The problem can also be solved by making the institutions of the Community more democratic. That can be done by giving up the practice of the only law-making institution in the democratic world being allowed to hold its meetings in secret. I am talking about the Council of Ministers becoming open to the public. We can take steps to ensure that the European Parliament has more of a role in the Community's legislative process. We can also ensure that the House has more of a role. In this case, as in many others, the House was not consulted and not allowed to vote. Britain joined the ERM during the recess and immediately before the Conservative party conference, and the Government joined it in order to allow embarrassed Cabinet Ministers off the hook.
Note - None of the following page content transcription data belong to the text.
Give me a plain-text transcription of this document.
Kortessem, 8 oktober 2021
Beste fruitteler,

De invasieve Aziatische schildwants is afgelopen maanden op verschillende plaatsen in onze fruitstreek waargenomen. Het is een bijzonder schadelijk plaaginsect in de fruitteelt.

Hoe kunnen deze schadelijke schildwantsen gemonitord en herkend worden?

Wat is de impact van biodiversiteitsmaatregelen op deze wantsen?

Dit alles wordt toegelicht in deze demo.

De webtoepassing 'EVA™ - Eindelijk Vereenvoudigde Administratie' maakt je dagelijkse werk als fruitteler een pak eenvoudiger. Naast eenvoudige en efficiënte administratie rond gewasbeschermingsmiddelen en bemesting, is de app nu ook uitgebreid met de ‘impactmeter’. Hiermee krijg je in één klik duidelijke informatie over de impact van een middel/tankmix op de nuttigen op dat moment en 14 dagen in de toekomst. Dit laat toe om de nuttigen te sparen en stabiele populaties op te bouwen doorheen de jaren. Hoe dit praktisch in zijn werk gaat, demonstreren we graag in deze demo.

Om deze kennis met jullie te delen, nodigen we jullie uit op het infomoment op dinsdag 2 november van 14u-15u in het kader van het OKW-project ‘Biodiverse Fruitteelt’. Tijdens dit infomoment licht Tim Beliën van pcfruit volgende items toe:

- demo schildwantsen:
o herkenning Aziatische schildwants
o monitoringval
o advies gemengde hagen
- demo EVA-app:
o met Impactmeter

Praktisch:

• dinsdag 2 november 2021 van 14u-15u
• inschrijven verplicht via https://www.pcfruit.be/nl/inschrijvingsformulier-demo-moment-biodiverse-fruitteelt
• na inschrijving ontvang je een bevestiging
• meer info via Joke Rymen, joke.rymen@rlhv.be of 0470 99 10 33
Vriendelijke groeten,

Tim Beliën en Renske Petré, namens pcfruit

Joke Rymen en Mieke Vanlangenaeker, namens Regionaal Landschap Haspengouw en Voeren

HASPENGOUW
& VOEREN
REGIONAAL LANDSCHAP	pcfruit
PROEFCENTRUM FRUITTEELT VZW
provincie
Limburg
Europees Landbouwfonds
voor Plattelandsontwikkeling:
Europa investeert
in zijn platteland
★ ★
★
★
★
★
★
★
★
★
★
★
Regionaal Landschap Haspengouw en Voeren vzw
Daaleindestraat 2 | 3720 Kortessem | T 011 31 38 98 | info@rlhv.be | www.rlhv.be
Doubts were expressed about the concept of an independent central bank for Europe. Those are misplaced doubts because, as my hon. Friend the Member for Hackney, South and Shoreditch (Mr. Sedgemore) said, in the last resort the bank is not independent. He cited the example of the one-for-one rate between the deutschmark and the ostmark on the unification of Germany. Herr Pal did not want that to happen, but Herr Kohl told him about the urgent political necessity for it. The Bundesbank may now have to reshape some of its policies, but it will still attempt to make sure that inflation in Germany does not run away.
Some hon. Members have looked into a future of economic and monetary union but that is not the purpose of the debate. There is no point in wringing our hands and saying that we do not want to be a part of this process when we are members of the club in which the process is evolving. We have to play a positive role by setting out what we believe are the necessary conditions as the process gets under way and is undoubtedly achieved.
We enter the ERM when the exchange rate was DM2·95. I shall not speculate about what might have been
a better rate, but I shall deal with the relationship between the exchange rate and inflation and our export performance. At this time last year I asked the House of Commons research department to look into the relationship between the exchange rate and inflation. It looked at the period from 1975 to 1989. In a letter I was told:
I found no significant evidence of the expected relationship between a change in the exchange rate and the retail price index in any of the following five months.
That is, the five months during which there was a change in the value of the pound on the foreign exchange markets. The letter goes on:
Within this five month period less than 6 per cent. of the variation in the inflation rate was attributable to the change in the exchange rate index.
The evidence seems to show that, on the whole, manufacturers and the economy absorb much of the impact of a change in the exchange rate. I also asked about competitiveness and changes in the exchange rate and was told:
However, for the small exchange rate falls that have taken place there is evidence of a gain to competitives for a year or two. Certainly there is overwhelming evidence of a considerable loss to competitiveness after the pound rose so high for 1979–82.
The message is that we should have gone in at a slightly lower rate. That would not have had a great impact on inflation and would have helped our competitiveness. If the Government were to follow the policies in our amendment, we would have a much healthier and a more prosperous economy rather than the disaster for which we are heading.